Jak podkreślił Eberhardt, Polska prowadzi na kierunku mołdawskim efektywną politykę wsparcia, zwłaszcza w obliczu rosyjskiej agresji na sąsiadującą z Mołdawią Ukrainę.

Reklama

Bardzo wspieramy mołdawskie dążenie do członkostwa w UE, ale także reformy, które po 30 latach osłabiania państwa przez korupcję i rządy oligarchów starają się wdrażać proeuropejskie władze tego kraju – zaznaczył Eberhardt, który od dwóch lat pełni funkcję pełnomocnika premiera RP ds. wspierania reform w Mołdawii. Eberhardt jest zarazem szefem Centrum Studiów Strategicznych.
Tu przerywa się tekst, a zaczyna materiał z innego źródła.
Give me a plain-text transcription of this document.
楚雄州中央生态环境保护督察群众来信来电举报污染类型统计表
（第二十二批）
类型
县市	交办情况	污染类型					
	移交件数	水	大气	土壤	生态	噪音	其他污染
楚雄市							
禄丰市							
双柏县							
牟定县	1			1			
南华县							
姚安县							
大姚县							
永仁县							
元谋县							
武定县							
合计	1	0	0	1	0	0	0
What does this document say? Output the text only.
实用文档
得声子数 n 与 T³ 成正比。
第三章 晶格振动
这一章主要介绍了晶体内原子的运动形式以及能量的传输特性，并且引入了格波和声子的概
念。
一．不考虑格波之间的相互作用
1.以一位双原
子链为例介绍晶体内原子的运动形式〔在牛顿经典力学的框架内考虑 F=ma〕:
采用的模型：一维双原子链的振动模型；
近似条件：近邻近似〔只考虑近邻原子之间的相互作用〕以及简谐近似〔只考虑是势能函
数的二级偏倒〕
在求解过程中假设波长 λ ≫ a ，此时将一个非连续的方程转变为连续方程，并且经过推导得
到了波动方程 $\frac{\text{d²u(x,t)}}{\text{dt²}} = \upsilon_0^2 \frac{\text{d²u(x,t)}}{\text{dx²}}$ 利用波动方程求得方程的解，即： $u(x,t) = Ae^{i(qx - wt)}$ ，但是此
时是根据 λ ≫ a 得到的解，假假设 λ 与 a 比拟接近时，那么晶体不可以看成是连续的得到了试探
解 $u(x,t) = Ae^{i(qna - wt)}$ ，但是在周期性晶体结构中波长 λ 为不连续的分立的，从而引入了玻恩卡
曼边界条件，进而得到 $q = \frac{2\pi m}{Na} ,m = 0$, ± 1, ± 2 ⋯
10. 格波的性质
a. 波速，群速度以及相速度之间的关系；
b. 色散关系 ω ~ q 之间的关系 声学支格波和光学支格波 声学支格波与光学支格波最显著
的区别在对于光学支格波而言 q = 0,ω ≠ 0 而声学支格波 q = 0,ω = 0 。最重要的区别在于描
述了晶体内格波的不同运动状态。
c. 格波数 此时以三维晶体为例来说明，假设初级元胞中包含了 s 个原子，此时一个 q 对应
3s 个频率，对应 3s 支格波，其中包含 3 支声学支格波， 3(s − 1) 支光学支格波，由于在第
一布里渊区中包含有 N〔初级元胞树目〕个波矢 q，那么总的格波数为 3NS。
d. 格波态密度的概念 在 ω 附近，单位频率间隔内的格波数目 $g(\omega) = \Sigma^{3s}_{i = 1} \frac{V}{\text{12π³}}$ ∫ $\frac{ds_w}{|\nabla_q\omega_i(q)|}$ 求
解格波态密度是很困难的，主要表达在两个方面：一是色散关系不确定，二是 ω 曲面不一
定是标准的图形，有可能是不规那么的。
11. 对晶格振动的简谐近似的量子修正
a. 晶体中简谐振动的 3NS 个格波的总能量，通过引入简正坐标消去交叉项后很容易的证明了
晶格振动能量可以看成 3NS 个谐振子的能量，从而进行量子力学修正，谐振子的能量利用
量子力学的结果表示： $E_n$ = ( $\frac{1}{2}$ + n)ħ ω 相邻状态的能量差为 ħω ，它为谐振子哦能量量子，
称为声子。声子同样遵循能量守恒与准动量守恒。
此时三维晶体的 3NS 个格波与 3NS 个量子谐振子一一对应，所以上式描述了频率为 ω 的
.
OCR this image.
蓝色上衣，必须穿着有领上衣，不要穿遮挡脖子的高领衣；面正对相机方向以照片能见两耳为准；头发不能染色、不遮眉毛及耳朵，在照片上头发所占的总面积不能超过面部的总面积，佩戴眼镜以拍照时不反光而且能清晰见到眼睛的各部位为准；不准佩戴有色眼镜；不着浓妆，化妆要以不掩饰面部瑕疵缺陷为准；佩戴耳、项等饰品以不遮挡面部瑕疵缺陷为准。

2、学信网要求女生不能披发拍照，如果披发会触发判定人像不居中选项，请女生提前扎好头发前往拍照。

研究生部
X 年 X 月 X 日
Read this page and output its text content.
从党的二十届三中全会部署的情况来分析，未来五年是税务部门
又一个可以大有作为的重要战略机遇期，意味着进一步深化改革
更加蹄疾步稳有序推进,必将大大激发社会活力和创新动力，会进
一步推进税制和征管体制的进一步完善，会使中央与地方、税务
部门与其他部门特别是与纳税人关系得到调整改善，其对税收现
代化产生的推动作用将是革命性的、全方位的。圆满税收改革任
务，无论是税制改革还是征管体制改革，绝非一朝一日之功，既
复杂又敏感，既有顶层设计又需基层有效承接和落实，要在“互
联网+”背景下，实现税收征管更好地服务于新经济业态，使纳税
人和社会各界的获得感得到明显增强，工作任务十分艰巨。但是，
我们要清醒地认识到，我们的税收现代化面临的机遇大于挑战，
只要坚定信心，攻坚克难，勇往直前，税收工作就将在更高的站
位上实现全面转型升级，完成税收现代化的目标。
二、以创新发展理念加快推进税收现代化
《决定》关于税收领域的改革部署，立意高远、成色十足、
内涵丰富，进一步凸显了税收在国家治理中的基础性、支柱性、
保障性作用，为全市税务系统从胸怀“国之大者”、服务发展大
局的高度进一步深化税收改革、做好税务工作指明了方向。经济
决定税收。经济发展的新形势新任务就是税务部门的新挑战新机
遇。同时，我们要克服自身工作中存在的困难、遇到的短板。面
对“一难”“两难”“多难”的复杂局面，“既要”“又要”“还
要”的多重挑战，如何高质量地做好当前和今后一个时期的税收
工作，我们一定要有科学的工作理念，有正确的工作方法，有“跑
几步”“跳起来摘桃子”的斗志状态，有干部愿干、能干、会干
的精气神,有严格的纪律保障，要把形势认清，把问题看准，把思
Proeuropejski wektor Mołdawii

W cieniu rosyjskiej agresji na Ukrainę widzimy bardzo wyraźną presję, której intencją jest osłabienie proeuropejskiego wektora Mołdawii. Rosja wykorzystuje presję energetyczną, polityczną, militarną – zaznacza rozmówca PAP. Według niego Rosja „dąży do zbudowania swojej obecności w Mołdawii i tym samym otoczenia Ukrainy od południowego zachodu, zwiększenia presji na państwo ukraińskie”.

Reklama

Po dojściu do władzy proeuropejskiej partii Działania i Solidarności, a następnie zwycięstwa w wyborach prezydenckich jej liderki Mai Sandu, Moskwa nasiliła szantaż gazowy wobec Kiszyniowa, a po rozpoczęciu agresji na Ukrainę po prostu przykręciła kurek gazowy Gazpromu. Władze w Kiszyniowie z pomocą Zachodu, w tym Polski, podjęły gruntowną przebudowę swojego rynku energetycznego oraz dywersyfikację źródeł gazu.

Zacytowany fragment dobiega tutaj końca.